También estamos celebrando los 25 años del retorno a la democracia después de los tristes, violentos e injustos años de la dictadura militar del '76. La continuidad democrática de nuestras instituciones es un bien no negociable que debemos defender. Pero eso no significa que no debamos corregir los mecanismos de una democracia que todavía no significa igualdad distributiva, que todavía no cura a todos, no educa a todos, no da trabajo a todos, no impide la muerte por desnutrición de nuestros chicos. Nuestra democracia debe madurar como instrumento de justicia, participación y dignidad.

Muchos hacen y harán evaluaciones por el tiempo pasado y esbozarán proyectos por el tiempo futuro. Seguramente nosotros también diremos algo en los próximos meses, pero quisiéramos decir algo sobre este año que hemos vivido y el año por venir.

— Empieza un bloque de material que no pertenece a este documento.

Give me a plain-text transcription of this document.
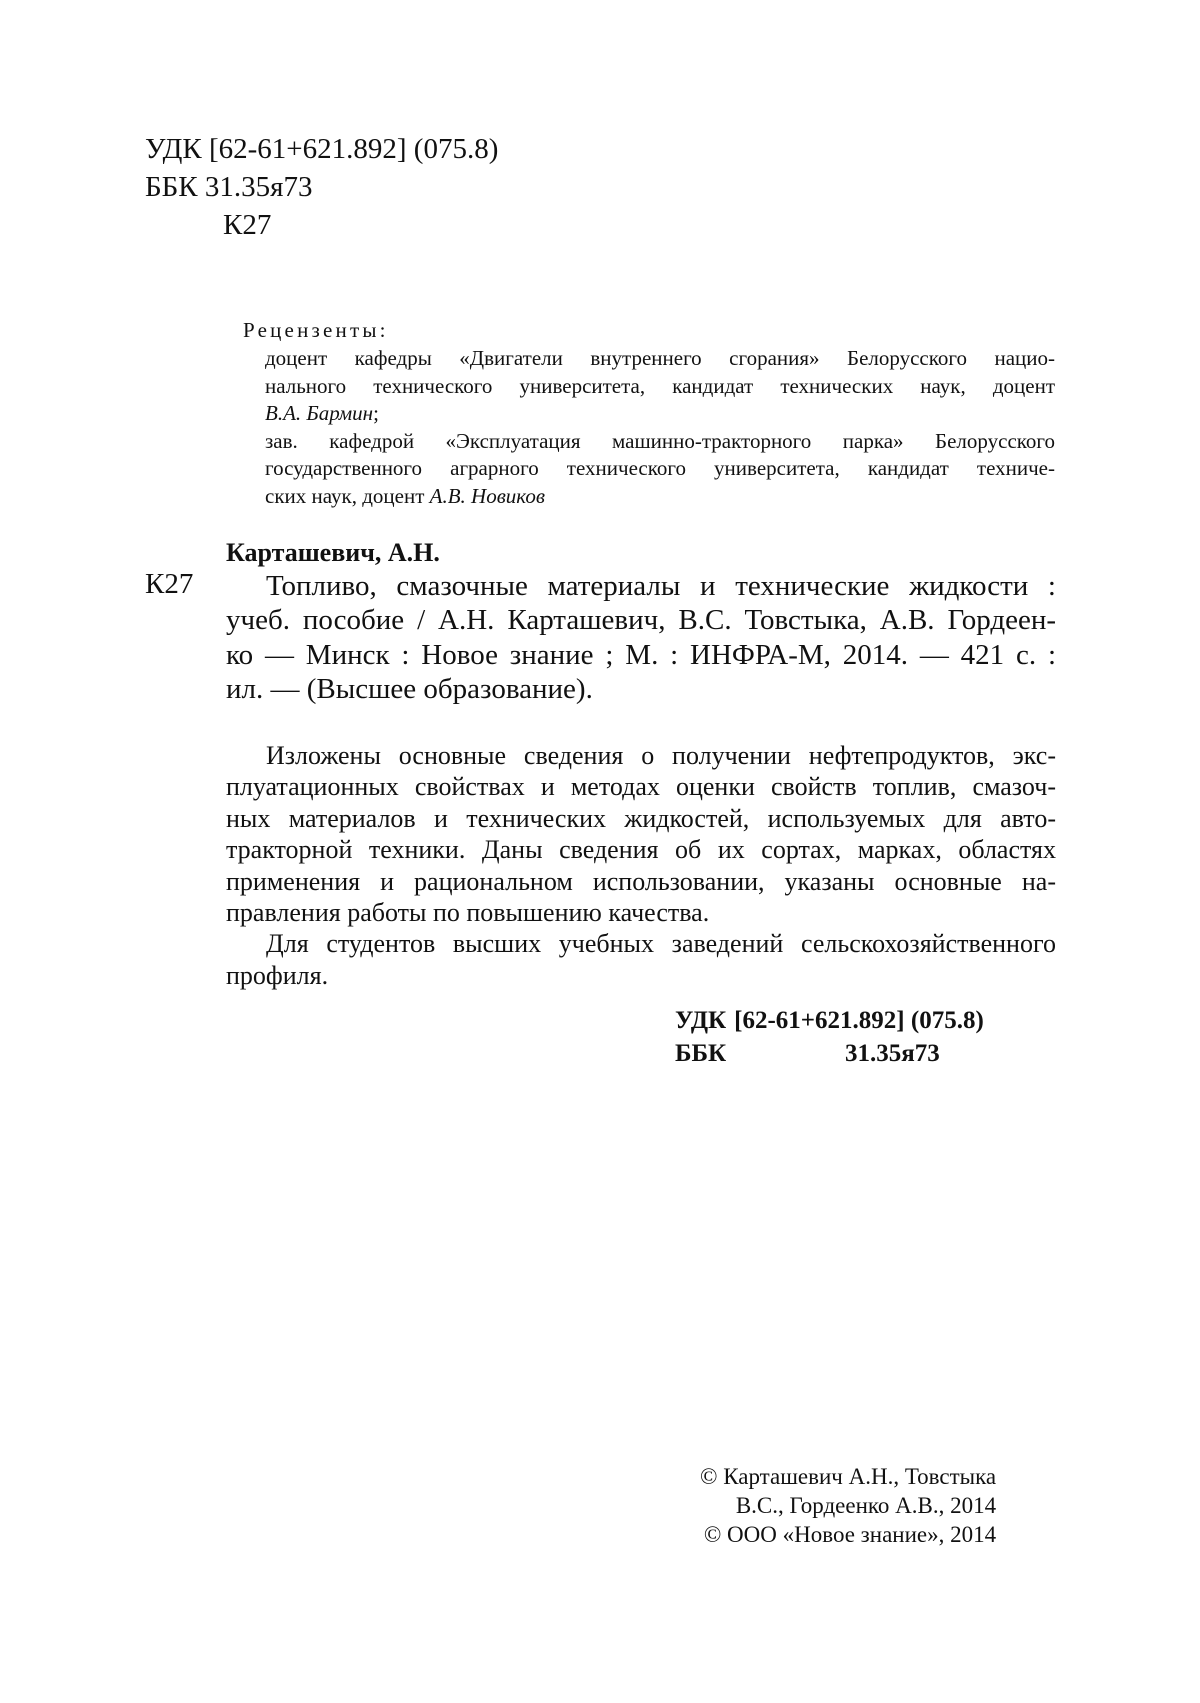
УДК [62-61+621.892] (075.8)
ББК 31.35я73
К27
Рецензенты:
доцент кафедры «Двигатели внутреннего сгорания» Белорусского нацио-
нального технического университета, кандидат технических наук, доцент
В.А. Бармин;
зав. кафедрой «Эксплуатация машинно-тракторного парка» Белорусского
государственного аграрного технического университета, кандидат техниче-
ских наук, доцент А.В. Новиков
Карташевич, А.Н.
К27	Топливо, смазочные материалы и технические жидкости :
учеб. пособие / А.Н. Карташевич, В.С. Товстыка, А.В. Гордеен-
ко — Минск : Новое знание ; М. : ИНФРА-М, 2014. — 421 с. :
ил. — (Высшее образование).
Изложены основные сведения о получении нефтепродуктов, экс-
плуатационных свойствах и методах оценки свойств топлив, смазоч-
ных материалов и технических жидкостей, используемых для авто-
тракторной техники. Даны сведения об их сортах, марках, областях
применения и рациональном использовании, указаны основные на-
правления работы по повышению качества.
Для студентов высших учебных заведений сельскохозяйственного
профиля.
УДК [62-61+621.892] (075.8)
ББК	31.35я73
© Карташевич А.Н., Товстыка
В.С., Гордеенко А.В., 2014
© ООО «Новое знание», 2014
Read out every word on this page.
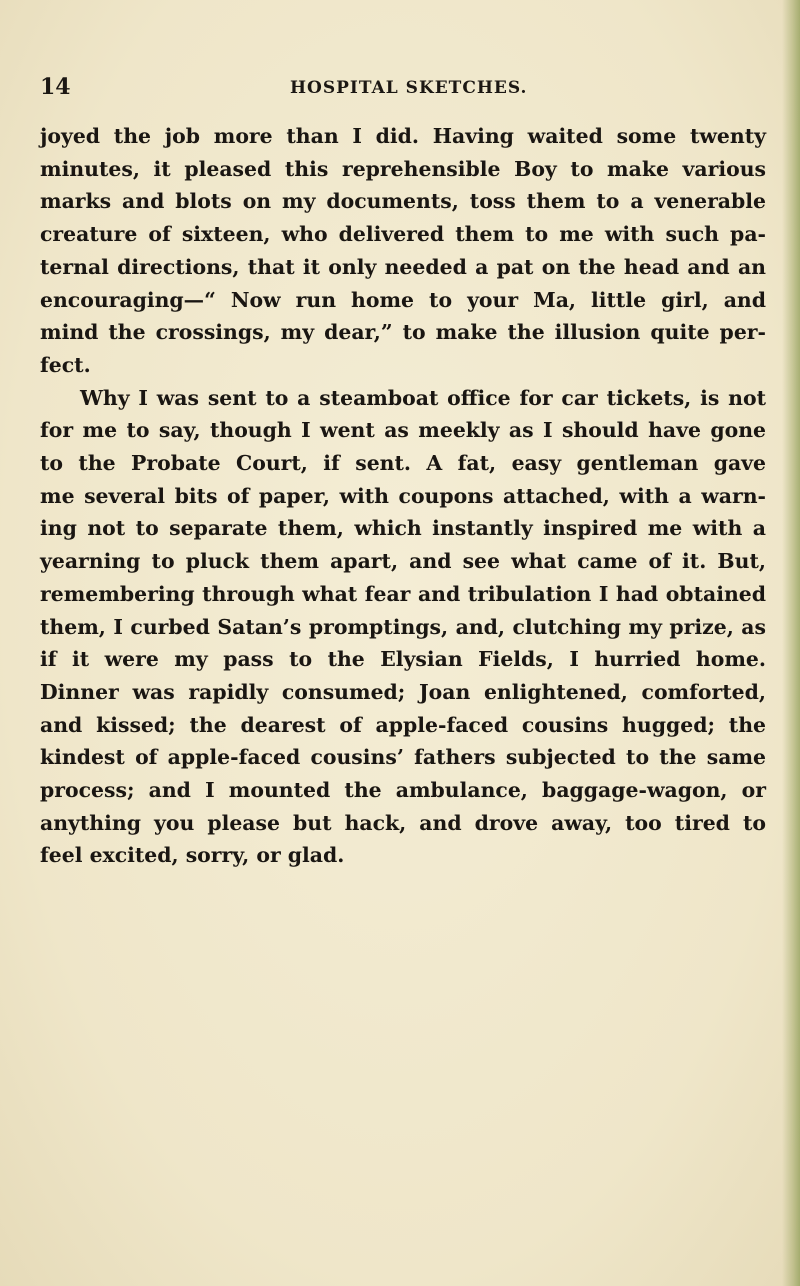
14	HOSPITAL SKETCHES.

joyed the job more than I did. Having waited some twenty
minutes, it pleased this reprehensible Boy to make various
marks and blots on my documents, toss them to a venerable
creature of sixteen, who delivered them to me with such pa-
ternal directions, that it only needed a pat on the head and an
encouraging—“ Now run home to your Ma, little girl, and
mind the crossings, my dear,” to make the illusion quite per-
fect.

Why I was sent to a steamboat office for car tickets, is not
for me to say, though I went as meekly as I should have gone
to the Probate Court, if sent. A fat, easy gentleman gave
me several bits of paper, with coupons attached, with a warn-
ing not to separate them, which instantly inspired me with a
yearning to pluck them apart, and see what came of it. But,
remembering through what fear and tribulation I had obtained
them, I curbed Satan’s promptings, and, clutching my prize, as
if it were my pass to the Elysian Fields, I hurried home.
Dinner was rapidly consumed; Joan enlightened, comforted,
and kissed; the dearest of apple-faced cousins hugged; the
kindest of apple-faced cousins’ fathers subjected to the same
process; and I mounted the ambulance, baggage-wagon, or
anything you please but hack, and drove away, too tired to
feel excited, sorry, or glad.
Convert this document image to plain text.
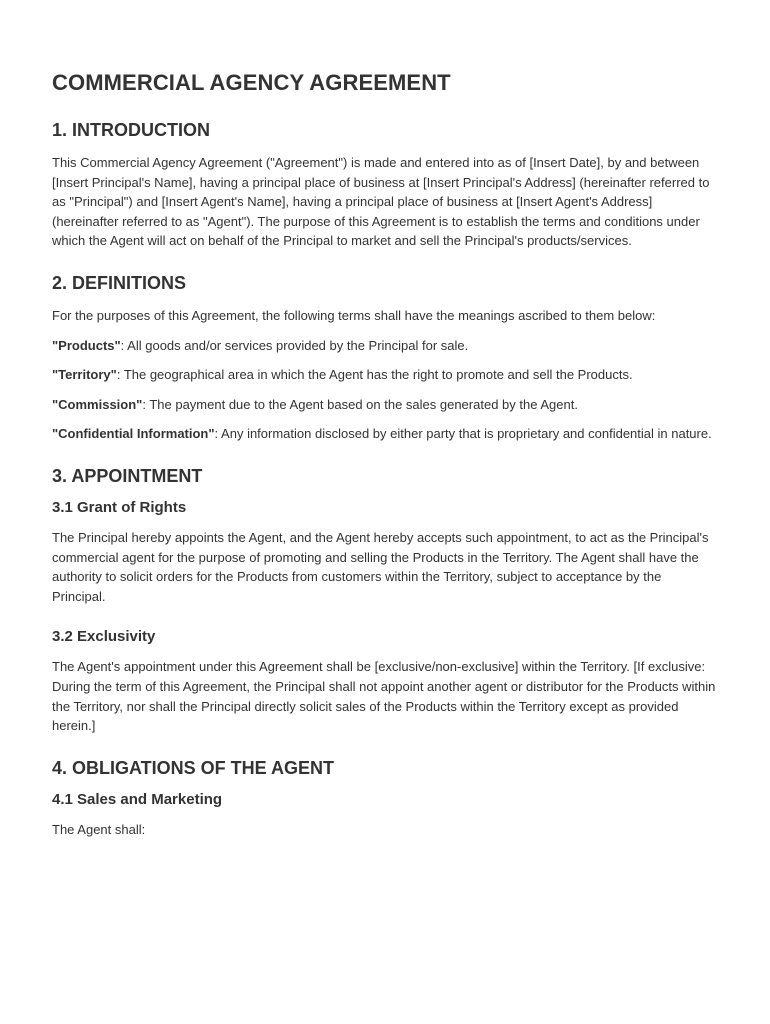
COMMERCIAL AGENCY AGREEMENT
1. INTRODUCTION

This Commercial Agency Agreement ("Agreement") is made and entered into as of [Insert Date], by and between [Insert Principal's Name], having a principal place of business at [Insert Principal's Address] (hereinafter referred to as "Principal") and [Insert Agent's Name], having a principal place of business at [Insert Agent's Address] (hereinafter referred to as "Agent"). The purpose of this Agreement is to establish the terms and conditions under which the Agent will act on behalf of the Principal to market and sell the Principal's products/services.

2. DEFINITIONS

For the purposes of this Agreement, the following terms shall have the meanings ascribed to them below:

"Products": All goods and/or services provided by the Principal for sale.

"Territory": The geographical area in which the Agent has the right to promote and sell the Products.

"Commission": The payment due to the Agent based on the sales generated by the Agent.

"Confidential Information": Any information disclosed by either party that is proprietary and confidential in nature.

3. APPOINTMENT
3.1 Grant of Rights

The Principal hereby appoints the Agent, and the Agent hereby accepts such appointment, to act as the Principal's commercial agent for the purpose of promoting and selling the Products in the Territory. The Agent shall have the authority to solicit orders for the Products from customers within the Territory, subject to acceptance by the Principal.

3.2 Exclusivity

The Agent's appointment under this Agreement shall be [exclusive/non-exclusive] within the Territory. [If exclusive: During the term of this Agreement, the Principal shall not appoint another agent or distributor for the Products within the Territory, nor shall the Principal directly solicit sales of the Products within the Territory except as provided herein.]

4. OBLIGATIONS OF THE AGENT
4.1 Sales and Marketing

The Agent shall:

El año que estamos concluyendo fue un año difícil, marcado en muchas cosas por la crisis: crisis con las entidades patronales agro-ganaderas, crisis con las instituciones políticas, crisis financiera internacional. Y toda crisis es dolorosa, pero a su vez es desafío. Es desafío en la medida en que emerja un proyecto.

Y el proyecto que queremos hacer nuestro es la Navidad. La Navidad es un rumbo que Dios propone a la humanidad, un rumbo de cercanía, un rumbo de fragilidad, un rumbo que señala el "lugar" donde queremos estar.

+ en una sociedad que se expresa con las categorías del poder y la violencia, Dios nos propone la fragilidad y la debilidad como camino;

+ en una sociedad que se impone desde el machismo, el autoritarismo y la jerarquía, Dios nos propone la universalidad, el servicio y la vida de hermanos y hermanas como sistema alternativo;

+ en una sociedad que propone el éxito y el triunfo como plenitud humana, Dios nos muestra la pobreza, el exilio y los márgenes como "lugar" para que se expanda la vida para todos/as.

Como curas, queremos hacernos presentes en esta Navidad, para que la Navidad sea proyecto para el año que comienza. No lo queremos hacer "desde arriba" como una Iglesia que se siente perseguida por un mundo que reclama la justa "autonomía de lo temporal"; no lo queremos hacer desde la actitud soberbia de "poseedores de la verdad"; no lo queremos hacer desde el temor a la intemperie y mirando a "los demás" como enemigos o agresores.

Simplemente creemos que tenemos una Buena Noticia que no queremos callar, y que es buena noticia "para todo el pueblo": desde la pequeñez y la fragilidad, los márgenes y las víctimas, Dios tiene una palabra para la historia de la que nos queremos hacer eco. Una Buena Noticia que es para los pobres, los marginados, los excluidos. Y con ellos y desde ellos queremos que la Navidad sea un camino posible para todos y todas. Un camino que Dios señala haciéndose cercano, haciéndose Buena Noticia.